Letting Go of Balance
This week I attended a lecture by Lihi Lapid (see her TEDx Jerusalem Talk) a news columnist, speaker and self-described feminist. Feminist has many connotations. In this case, I would describe Lihi as not a feminist-activist, but a feminist-realist. Another author described her as having her “finger on the pulse of contemporary women’s issues”. In her column, which is written completely in the feminine form, Lihi writes about the common struggles of working and not working women; married and unmarried women; moms and not moms—you get the point—women in all of their roles.
What struck me in Lihi’s talk and conversation was the following paraphrased story:
Following an introduction of the things and lifestyle she liked—girl things…
“It was the holiday and I was in the kitchen making donuts. I was proud of my donuts. I liked making donuts for my family.”
I think Lihi described her apron and the powdered sugar—or this is what I had as a mental image as she told the story.
Lihi continues, “It was at this point that I realized I am both of these women.
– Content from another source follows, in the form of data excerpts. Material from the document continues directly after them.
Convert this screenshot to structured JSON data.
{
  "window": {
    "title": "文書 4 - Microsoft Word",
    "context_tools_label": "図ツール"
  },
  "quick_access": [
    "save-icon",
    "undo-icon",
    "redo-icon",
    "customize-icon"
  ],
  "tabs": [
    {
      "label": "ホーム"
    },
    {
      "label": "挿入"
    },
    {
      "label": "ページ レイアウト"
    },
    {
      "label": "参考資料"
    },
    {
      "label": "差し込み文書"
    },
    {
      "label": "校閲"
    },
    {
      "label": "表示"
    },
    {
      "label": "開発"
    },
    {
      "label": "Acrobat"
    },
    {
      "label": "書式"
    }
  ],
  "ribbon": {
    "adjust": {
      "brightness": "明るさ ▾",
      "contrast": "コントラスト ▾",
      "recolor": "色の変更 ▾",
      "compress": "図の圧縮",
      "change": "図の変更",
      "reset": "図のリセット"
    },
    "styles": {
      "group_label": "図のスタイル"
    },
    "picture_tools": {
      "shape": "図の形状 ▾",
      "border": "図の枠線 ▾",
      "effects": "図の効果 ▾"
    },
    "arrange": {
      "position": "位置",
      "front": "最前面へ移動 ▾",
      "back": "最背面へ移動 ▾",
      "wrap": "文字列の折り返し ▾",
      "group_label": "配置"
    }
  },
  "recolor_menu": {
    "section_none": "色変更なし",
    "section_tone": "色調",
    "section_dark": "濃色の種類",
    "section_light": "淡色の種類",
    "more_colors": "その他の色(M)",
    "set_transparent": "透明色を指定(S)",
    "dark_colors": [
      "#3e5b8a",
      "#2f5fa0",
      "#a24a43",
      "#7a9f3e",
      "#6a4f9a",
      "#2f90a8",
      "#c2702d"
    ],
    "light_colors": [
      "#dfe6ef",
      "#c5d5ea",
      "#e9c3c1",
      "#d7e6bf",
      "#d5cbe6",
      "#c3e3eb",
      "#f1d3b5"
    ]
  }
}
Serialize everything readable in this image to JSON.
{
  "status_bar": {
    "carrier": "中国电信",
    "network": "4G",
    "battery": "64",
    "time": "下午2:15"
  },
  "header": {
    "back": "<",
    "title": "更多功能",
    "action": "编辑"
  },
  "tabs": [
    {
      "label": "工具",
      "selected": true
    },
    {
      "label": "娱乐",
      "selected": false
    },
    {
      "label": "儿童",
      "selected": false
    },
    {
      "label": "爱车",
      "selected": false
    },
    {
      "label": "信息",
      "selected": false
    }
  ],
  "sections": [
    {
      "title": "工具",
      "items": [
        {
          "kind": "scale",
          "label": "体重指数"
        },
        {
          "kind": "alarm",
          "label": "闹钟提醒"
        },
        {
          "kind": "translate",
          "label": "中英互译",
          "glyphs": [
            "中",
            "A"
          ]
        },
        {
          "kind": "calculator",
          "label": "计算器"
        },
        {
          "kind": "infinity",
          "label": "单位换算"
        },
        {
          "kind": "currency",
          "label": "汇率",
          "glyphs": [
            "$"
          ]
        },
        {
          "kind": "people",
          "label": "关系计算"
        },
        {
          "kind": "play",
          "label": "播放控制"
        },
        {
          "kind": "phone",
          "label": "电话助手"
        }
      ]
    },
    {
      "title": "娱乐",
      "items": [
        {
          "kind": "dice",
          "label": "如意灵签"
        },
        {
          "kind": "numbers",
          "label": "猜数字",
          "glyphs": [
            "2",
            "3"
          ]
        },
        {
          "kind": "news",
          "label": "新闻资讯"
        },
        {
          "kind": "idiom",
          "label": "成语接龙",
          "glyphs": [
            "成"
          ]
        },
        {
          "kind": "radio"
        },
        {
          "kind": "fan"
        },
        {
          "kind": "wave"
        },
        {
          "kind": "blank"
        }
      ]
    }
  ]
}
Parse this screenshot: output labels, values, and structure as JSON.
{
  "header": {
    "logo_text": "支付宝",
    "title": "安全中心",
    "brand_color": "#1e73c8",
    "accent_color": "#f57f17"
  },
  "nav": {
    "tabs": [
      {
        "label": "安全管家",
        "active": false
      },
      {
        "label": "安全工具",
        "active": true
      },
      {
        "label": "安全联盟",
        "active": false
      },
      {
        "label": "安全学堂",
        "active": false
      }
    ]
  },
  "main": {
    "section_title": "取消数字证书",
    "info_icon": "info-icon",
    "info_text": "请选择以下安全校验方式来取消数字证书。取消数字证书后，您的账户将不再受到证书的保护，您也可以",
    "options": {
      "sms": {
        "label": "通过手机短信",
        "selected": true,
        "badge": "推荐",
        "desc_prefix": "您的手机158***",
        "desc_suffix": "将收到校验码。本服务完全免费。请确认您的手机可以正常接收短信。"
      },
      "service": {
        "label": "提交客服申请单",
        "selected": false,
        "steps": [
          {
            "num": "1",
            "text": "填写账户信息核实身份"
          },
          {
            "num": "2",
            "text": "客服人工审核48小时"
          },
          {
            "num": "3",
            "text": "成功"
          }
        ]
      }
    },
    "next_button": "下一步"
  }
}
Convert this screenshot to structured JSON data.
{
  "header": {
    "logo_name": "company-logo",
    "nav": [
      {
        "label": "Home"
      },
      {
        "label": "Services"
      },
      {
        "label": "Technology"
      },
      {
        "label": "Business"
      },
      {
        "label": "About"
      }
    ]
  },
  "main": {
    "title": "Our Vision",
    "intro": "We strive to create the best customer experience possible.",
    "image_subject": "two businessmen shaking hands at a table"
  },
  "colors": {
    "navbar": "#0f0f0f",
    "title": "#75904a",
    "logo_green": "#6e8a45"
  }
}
I am the baker and I am the champagne and lace lady. Not one; not the other. Both”
This last phrase is what struck a chord with me. Lihi accepted that she is both of these. She did not try to resolve the two. She did not try to balance them; to convince us that she can do both well, or even that she is good at either one of them. She is so comfortable at compromising from a position of strength that the struggle for balance or justification does not occupy center stage and take away from the roles themselves.
We all (women and men) carry multiple roles. We are perhaps looking for a grand strategy to balance these responsibilities and be good, great, perfect at all of them. What would it be like to let go of the need to strike balance? Is balance an artificial condition? Is the balance we are striving for defined? If so, is it defined by others? Is the unwillingness to compromise with ourselves actually getting in our way? What would happen if we turned that around and put as much energy into compromising and we do fighting it?
Making the choice to compromise is an example of taking care of ourselves by striking our own balance that we want, if we want. Doing “more of what we want and less of what we don’t” is not a selfish point of view. It actually allows us to be more authentic, more present in the moment, more giving to others.
Lihi Lapid’s latest book is “Woman of Valor”. This book is akin to “I Don’t Know How She Does It” by Allison Pearson but with a bit less humor and drama. If you have been through or are going through the stages of dating to grandparenting, you will recognize yourself in Lihi’s book and will find sympathy in her voice.